‘Viewpoints‘ invites guest authors from outside of Wells Fargo to share an important perspective related to their work. Today, we welcome Colleen Deere, executive director of American Corporate Partners.
When my husband, Steve, was thinking of leaving the Army in 2010 to return to civilian life in New York City, we created resumes and signed up for job fairs designed to connect veterans and military spouses with companies looking to hire us. However, we left empty-handed and defeated.
We faced the prospect of moving 1,500 miles back home to be unemployed — despite having college degrees, great references, and a wide array of valuable skills.
Like many veterans and their spouses, we weren’t just looking for “jobs” — we wanted careers. After moving half a dozen times in five years, we sought stability, growth potential, and the ability to make an impact. But there was a gap between what we knew we wanted and what we were ready for.
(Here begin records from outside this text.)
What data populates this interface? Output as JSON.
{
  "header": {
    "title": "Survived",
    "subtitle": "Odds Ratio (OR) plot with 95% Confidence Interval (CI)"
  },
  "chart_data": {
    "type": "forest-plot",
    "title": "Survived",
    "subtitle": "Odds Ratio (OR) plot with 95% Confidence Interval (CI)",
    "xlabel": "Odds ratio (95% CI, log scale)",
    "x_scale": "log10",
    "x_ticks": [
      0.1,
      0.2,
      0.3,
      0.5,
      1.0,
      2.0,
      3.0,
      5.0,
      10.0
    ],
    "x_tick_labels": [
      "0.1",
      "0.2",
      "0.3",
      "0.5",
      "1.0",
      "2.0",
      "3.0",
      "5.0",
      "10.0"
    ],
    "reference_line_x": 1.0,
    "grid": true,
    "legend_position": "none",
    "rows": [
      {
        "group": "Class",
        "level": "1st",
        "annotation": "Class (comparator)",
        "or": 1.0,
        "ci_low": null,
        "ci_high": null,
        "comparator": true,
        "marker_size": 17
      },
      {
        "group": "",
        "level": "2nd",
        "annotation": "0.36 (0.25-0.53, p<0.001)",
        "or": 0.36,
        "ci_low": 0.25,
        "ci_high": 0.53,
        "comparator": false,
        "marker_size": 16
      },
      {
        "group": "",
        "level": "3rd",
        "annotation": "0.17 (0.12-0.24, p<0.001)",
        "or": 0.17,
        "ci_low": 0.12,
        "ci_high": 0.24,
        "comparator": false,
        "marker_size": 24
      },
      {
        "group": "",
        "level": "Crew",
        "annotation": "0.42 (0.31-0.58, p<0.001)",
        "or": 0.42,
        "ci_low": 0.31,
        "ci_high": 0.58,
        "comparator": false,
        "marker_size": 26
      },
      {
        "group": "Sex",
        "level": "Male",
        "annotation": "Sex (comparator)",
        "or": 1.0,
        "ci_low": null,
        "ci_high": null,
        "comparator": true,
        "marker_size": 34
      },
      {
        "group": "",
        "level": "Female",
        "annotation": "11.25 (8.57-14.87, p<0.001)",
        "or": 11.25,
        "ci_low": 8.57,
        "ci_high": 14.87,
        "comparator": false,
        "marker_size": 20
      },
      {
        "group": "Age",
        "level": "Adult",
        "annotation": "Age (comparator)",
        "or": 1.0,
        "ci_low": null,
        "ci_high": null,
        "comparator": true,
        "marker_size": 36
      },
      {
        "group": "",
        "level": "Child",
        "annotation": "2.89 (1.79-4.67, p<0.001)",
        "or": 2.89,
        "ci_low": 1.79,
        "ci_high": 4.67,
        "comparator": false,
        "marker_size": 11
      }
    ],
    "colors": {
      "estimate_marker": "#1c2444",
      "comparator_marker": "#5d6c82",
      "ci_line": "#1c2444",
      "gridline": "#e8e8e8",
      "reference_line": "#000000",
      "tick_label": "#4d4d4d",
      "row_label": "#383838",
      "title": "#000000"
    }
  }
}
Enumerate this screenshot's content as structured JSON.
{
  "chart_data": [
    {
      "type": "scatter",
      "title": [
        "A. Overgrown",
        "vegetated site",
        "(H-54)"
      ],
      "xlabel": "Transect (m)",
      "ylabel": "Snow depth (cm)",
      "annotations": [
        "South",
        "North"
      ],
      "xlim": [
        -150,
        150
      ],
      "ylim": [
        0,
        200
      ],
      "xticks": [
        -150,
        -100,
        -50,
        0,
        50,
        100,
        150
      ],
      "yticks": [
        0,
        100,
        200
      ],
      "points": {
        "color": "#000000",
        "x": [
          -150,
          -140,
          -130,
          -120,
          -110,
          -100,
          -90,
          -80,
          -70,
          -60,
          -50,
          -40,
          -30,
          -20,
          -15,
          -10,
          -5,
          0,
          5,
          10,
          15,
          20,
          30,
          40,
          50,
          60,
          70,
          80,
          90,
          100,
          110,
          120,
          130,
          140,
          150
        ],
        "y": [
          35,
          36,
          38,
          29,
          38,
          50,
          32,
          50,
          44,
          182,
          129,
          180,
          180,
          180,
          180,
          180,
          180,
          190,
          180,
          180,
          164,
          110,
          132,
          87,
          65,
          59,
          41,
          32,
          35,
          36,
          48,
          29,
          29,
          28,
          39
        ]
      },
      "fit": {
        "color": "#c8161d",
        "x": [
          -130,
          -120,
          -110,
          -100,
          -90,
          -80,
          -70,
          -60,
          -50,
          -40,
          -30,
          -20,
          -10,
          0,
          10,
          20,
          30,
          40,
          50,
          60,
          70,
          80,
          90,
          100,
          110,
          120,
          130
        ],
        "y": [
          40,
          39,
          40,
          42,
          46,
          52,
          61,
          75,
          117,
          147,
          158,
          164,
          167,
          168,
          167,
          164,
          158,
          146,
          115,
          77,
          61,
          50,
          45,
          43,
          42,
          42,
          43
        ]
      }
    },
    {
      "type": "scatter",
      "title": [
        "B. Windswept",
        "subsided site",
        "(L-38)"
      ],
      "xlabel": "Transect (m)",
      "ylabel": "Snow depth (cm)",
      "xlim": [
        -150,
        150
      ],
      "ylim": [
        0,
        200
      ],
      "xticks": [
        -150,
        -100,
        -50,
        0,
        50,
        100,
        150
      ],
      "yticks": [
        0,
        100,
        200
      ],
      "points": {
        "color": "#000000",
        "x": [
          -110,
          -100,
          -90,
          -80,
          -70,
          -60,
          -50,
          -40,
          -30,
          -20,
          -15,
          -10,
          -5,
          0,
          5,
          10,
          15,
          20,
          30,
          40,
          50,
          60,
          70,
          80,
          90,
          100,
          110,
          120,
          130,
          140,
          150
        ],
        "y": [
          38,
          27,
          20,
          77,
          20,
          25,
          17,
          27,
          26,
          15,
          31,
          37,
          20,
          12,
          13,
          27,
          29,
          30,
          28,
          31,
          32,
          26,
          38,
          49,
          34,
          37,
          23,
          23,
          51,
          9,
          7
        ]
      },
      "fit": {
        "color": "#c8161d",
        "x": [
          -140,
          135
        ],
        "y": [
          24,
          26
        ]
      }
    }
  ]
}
That’s where American Corporate Partners comes in, with a volunteer army of mentors who have signed up to help maximize the likelihood that a veteran lands the right career. I’ve been part of the American Corporate Partners team for nine years now, working every day to support veterans in their transition to new civilian careers.
Through ACP, Steve met with a phenomenal mentor who took the time to prepare him for interviews and talk with him about how to translate his skills from leading combat missions in Iraq to working as an associate at a large financial firm.
Once Steve landed a job, his mentor made sure he felt comfortable and successful in his new role and encouraged him to seek out opportunities for advancement. More than seven years later, they are still in touch.
Helping returning veterans find their next careers
Founded in 2008, American Corporate Partners is a nationwide nonprofit on a mission to reduce veteran underemployment. Our unique, customized mentorship program pairs post-9/11 veterans with volunteer mentors from Fortune 500 companies, like Wells Fargo, in a yearlong mentoring relationship.
Veterans and mentors work together on everything from career exploration, resume and interview preparation, small business development, networking, and more.
At a time when veteran unemployment is at a record low, ACP continues to experience significant growth — ACP received 20% more applications from veterans seeking mentors in 2018 than in the prior year. Across the board, veterans are reporting underemployment to be their primary issue. Veterans leave the military and are instantly unemployed, facing the need to rapidly decide their next career. With only minimal guidance, this stress, along with family and financial pressures, can be overwhelming.
Returning veterans are bombarded from every angle with job boards, job fairs, and job portals promising a quick-fix solution to address their immediate short-term problem: finding post-service employment.
ACP has found that more than seven of every 10 veteran applicants don’t know what they want to do in civilian life, rendering a job fair almost useless. If you aren’t sure where your skills fit in, how do you know what job titles to look for? How do you know what companies have roles that fit you? And what do you do if your military occupation specialty simply doesn’t translate to a civilian career?
Job fairs just aren’t designed to help connect the dots between the job seeker and the job opportunity.
Connecting veterans with business leaders who want to help is what ACP’s mission is all about. ACP’s mentors work one-on-one with veterans to tease out strengths, goals, personality factors, and interests to ensure the veteran selects a career opportunity that’s going to be a good fit.
ACP has engaged an all-volunteer army of some of the brightest, most talented and passionate employees in corporate America to help veterans find their way after the military. Since 2012, more than 260 Wells Fargo team members across the country have mentored 360 veterans with ACP, helping address veteran underemployment one individual at a time.
With more than 1 million veterans expected to transition from the armed forces to civilian life over the next five years, the value of having an experienced mentor is rarely discussed, but it is becoming essential to helping veterans and their spouses find their next careers.